The therapists, social workers and nurses in UC Davis’s current rehab department say if Kindred hires new staff to take their spots, patients will see a drop in quality.
Jasmine Tobin is a certified occupational therapy assistant who’s been working with local UC labor union AFSCME 3299 on the issue.
“It just feels like such a disservice to our community to not bring us, as skilled clinicians, to this new area to be able to provide that,” she said. “It’s really heartbreaking.”
Steve Telliano, assistant vice chancellor for public affairs at UC Davis Health,says UC Davis wouldn’t have been able to build the new $60 million facility without partnering with Kindred. And he says it’s not outsourcing, it’s job creation. He expects there will be more than 200 new positions at Kindred, while the existing positions at UC Davis Medical Center stay intact.
Telliano thinks UC employees can find jobs at the new facility, and says the public-private partnership is a key component of the new Aggie Square project.
“Kindred has said they’re really interested in hiring our employees, because they’re very good,” he said. “It’s going to create new jobs doing additional physical therapy, and even, we hope, new kinds of physical therapy, so this is a net job partnership.”
Tobin says she doesn’t want to work for Kindred, and that her colleagues are dubious about the company’s credibility. She says her future — including how she’ll provide for her family — has suddenly become uncertain.
“It’s uprooted a lot of emotions that I never expected, thinking that this was gonna be where I was retiring doing what I absolutely love to do,” she said.

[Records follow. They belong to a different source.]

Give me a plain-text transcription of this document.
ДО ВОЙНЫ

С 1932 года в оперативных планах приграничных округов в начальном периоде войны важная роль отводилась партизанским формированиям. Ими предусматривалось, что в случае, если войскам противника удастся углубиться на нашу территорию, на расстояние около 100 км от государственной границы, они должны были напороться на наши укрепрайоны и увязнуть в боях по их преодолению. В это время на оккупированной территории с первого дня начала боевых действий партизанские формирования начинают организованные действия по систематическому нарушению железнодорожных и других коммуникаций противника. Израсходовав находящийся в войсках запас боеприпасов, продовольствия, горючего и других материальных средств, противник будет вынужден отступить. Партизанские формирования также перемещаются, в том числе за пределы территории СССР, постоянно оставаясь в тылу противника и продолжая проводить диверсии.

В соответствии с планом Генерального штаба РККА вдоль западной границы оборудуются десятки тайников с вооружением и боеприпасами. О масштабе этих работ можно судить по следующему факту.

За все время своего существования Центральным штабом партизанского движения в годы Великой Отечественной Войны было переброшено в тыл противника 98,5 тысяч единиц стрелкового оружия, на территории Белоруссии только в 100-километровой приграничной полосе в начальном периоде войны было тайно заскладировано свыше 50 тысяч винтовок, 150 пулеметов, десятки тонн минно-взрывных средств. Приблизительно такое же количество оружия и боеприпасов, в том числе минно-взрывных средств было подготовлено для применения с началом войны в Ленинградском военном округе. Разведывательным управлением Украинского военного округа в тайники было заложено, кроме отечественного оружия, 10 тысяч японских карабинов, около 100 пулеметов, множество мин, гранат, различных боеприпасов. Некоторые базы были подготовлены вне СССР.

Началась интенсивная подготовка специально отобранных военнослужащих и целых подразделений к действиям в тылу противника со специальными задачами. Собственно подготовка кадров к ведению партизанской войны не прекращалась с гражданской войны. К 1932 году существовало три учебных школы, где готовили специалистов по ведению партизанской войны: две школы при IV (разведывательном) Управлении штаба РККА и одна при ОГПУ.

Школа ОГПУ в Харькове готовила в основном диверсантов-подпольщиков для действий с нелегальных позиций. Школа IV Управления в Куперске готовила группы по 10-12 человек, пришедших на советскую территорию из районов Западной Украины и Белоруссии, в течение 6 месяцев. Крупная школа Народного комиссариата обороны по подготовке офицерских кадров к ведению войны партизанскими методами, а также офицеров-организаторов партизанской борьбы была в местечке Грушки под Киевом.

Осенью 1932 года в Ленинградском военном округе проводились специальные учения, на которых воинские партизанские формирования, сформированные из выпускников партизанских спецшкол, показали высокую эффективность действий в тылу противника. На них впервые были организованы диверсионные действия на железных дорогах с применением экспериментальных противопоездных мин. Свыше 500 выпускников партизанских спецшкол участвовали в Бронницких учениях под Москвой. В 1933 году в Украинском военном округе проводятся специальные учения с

Dr. Richard Sheff, chief medical officer with a healthcare consulting firm called the Greeley Company, said there are times when outsourcing makes a lot of sense, such as when hospitals contract with food companies to hire meal service staff. But some situations are more likely to lead to labor disputes.
“If you’re an employee in a hospital or health care system, and the hospital chooses to outsource what you do to another company, one might feel wronged in the process,” he said. “However, organizations at any business have to figure out how to provide a service at the highest quality and lowest cost.”
Outsourcing could become even more common as jobs that had to be done in person go digital and can be assigned to faraway labor, said Dr. Robert Wachter, a physician at the University of California, San Francisco who studies the way hospitals work.
“We’re beginning to see things like radiology or pathology get outsourced every now and then because the doctor doesn’t need to look at a physical X-ray or a physical pathology slot anymore, they can look at a digital image,” he said.
The labor union is currently voicing concerns to UC Davis administration about staffing at the new facility.
Correction: This story has been updated to reflect the price of constructing the new rehabilitation facility.